70 Humeurs & opinions - octobre 2009 - Jean-Jacques Birgé

Jean-Jacques Birgé

Aller au contenu | Aller au menu | Aller à la recherche

jeudi 22 octobre 2009

La taille assassine


Tout le quartier se croise à son chevet. Deux ans après avoir fait couper un magnifique peuplier, mon voisin récidive en martyrisant son deuxième et dernier arbre. C'est une honte, un crève-cœur. Les oiseaux, petits et grands, venaient s'y percher. Les merles y avaient leur nid. Sa haute silhouette se découpait sur le ciel comme une ombre bienveillante sur la rue. J'en ai des crampes d'estomac tellement je suis en colère, impuissant devant tant d'ignorance. Le cèdre protégeait les voisins d'en face des rites d'un autre âge où la communauté repliée sur elle-même écorche ses chants dans des cabanes en bois qui poussent comme des colonies dans ce qui est devenu une cour.
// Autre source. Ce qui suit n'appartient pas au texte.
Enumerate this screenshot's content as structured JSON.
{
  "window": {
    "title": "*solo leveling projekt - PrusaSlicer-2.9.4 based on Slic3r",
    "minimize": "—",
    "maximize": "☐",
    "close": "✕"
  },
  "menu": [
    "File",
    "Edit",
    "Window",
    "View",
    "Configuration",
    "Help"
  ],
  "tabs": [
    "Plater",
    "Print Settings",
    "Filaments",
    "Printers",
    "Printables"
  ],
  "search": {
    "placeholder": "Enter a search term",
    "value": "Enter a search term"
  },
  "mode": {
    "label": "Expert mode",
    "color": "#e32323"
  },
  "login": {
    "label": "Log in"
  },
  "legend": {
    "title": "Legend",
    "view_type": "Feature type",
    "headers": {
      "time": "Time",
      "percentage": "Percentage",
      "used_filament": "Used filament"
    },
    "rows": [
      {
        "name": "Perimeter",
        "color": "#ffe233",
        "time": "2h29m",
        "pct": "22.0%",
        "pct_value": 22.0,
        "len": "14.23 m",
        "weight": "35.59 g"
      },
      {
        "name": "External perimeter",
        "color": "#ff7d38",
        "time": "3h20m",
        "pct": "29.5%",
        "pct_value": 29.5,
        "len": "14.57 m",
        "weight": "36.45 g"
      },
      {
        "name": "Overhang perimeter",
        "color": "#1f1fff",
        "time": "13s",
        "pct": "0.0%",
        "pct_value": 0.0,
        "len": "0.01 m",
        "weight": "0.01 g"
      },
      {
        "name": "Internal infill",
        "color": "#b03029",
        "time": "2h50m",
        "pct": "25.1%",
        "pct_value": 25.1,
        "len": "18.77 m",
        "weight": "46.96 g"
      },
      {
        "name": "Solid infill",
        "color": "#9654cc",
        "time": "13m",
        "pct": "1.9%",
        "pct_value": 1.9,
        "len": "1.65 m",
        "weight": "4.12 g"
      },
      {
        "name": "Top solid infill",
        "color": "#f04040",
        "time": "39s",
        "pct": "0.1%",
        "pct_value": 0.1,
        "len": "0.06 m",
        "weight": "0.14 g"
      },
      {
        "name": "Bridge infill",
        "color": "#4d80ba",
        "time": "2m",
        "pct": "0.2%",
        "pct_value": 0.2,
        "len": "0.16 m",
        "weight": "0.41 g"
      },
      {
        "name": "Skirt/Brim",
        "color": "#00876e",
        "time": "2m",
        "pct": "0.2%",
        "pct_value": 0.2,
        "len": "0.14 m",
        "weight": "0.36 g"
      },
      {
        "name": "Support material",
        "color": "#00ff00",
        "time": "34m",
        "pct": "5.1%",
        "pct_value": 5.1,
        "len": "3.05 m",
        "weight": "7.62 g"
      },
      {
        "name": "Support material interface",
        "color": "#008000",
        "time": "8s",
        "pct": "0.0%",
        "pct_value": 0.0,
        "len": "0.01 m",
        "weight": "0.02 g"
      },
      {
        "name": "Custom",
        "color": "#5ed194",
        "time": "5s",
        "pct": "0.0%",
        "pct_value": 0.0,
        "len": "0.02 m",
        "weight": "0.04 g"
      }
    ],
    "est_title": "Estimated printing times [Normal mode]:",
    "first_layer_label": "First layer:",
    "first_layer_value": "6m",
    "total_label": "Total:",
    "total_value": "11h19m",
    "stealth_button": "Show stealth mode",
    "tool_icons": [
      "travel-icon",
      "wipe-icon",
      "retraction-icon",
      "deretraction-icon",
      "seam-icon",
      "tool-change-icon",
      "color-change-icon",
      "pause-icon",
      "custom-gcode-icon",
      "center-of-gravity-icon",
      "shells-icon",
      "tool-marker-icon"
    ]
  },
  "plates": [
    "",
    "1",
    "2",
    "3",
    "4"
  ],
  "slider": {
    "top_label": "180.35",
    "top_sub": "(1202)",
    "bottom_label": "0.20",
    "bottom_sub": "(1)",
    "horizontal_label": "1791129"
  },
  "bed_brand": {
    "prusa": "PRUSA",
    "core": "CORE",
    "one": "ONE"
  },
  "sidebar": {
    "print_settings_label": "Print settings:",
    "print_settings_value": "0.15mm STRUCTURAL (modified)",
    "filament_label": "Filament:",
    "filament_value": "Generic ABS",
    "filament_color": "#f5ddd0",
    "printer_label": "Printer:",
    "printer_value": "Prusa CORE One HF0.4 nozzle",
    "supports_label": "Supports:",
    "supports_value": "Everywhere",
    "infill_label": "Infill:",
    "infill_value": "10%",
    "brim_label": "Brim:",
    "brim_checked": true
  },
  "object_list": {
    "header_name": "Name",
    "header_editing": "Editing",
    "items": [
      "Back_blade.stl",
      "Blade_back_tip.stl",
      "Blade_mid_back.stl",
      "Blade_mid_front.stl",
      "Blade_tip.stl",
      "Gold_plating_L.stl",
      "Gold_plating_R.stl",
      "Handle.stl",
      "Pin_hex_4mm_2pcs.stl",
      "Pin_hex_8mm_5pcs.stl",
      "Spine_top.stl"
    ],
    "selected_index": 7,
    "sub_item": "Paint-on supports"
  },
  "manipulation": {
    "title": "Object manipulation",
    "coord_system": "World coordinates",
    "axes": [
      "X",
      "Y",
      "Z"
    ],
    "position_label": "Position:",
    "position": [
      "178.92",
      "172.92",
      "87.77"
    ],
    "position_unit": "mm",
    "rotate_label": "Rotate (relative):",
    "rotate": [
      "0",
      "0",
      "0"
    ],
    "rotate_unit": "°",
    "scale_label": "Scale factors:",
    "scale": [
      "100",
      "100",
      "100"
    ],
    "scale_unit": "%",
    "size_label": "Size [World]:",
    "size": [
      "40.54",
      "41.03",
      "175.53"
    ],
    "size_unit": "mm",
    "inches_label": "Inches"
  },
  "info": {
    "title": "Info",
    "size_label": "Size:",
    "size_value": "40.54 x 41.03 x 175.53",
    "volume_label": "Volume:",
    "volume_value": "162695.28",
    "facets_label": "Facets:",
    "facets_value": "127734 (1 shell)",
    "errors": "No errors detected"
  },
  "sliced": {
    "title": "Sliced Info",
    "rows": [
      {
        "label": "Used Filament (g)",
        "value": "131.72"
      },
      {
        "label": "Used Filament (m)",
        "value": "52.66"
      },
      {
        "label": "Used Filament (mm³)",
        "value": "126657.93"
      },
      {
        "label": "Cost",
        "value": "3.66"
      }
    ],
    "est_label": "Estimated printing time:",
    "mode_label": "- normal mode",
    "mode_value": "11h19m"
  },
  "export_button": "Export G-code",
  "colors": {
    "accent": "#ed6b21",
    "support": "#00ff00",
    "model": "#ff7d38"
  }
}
La verdure atténuait le bruit de ses nombreux enfants qui jouent aussi bien au foot qu'ils ne psalmodient ! Fâché contre eux parce qu'ils continuent à envoyer des ballons dans notre jardin, cassant systématiquement les pots et écrabouillant les fleurs, je leur avais expliqué à quel point nous tenons à ce coin de verdure. Ils m'avaient simplement répondu qu'ils avaient essayé de faire pousser des plantes, mais que cela donnait trop de travail à entretenir. Sic. Ils avaient aussi précisé qu'ils détestaient la nature. Cela ne les empêche pas de nourrir paradoxalement et illégalement les pigeons, volatiles urbains qui chassent les espèces de passage. La mairie m'avait répondu que la loi ne leur interdisait pas de tout arracher. Nous leur avions, les uns et les autres, exprimé notre attachement pour le grand conifère, mais ils ont le droit pour eux et nous vivons, semble-t-il, sur une autre planète, dans une utopie où seul le présent peut être messianique. Les ouvriers qui ont taillé comme des sagouins ont répondu à Françoise qu'ils ne coupaient pas tout, mais le massacre est affiché. Notre voisin, avec qui nous essayons néanmoins d'entretenir des relations de bon voisinage, détruit systématiquement toute la flore qu'il occupe, d'abord la haie qui nous séparait, ensuite le peuplier, puis l'herbe remplacée par des dalles, et aujourd'hui il ne reste qu'un tronc décharné. Phénomène étrange.

samedi 17 octobre 2009

Sévice militaire


À quelle nostalgie l'attrait de la guerre renvoie-t-il ? Tuer ou être tué. Une fois que les hommes sont sur le terrain, il n'y a pas d'alternative. Le service militaire n'est plus obligatoire. Censé faire disparaître les classes sociales sous l'uniforme, il faisait perdre un an à qui avait mieux à faire. Cette égalité devant la loi n'était que de surface. Les petits bourgeois savaient y couper et les pistonnés rentraient chez eux le soir. La violence des pauvres était canalisée sous les ordres de sous-officiers exerçant leur pouvoir débile sur les jeunes recrues. C'était parfois une manière de sortir de sa condition, d'échapper à son milieu, de voir du pays. Les hommes entre eux pouvaient transposer leur homosexualité refoulée en amitié virile. Les anciens combattants fourmillaient de souvenirs croustillants. Les seuls films de guerre supportables sont ceux qui la dénoncent, même s'ils continuent d'exercer leur pouvoir de fascination morbide. Les guerres résolvent les crises sociales et les expansions démographiques. Les jeux de guerre sur les consoles vidéo participent à l'abrutissement de masse. Ils révèlent ce qu'il y a de pire chez les humains, aveuglement, veulerie, ignorance et stupidité.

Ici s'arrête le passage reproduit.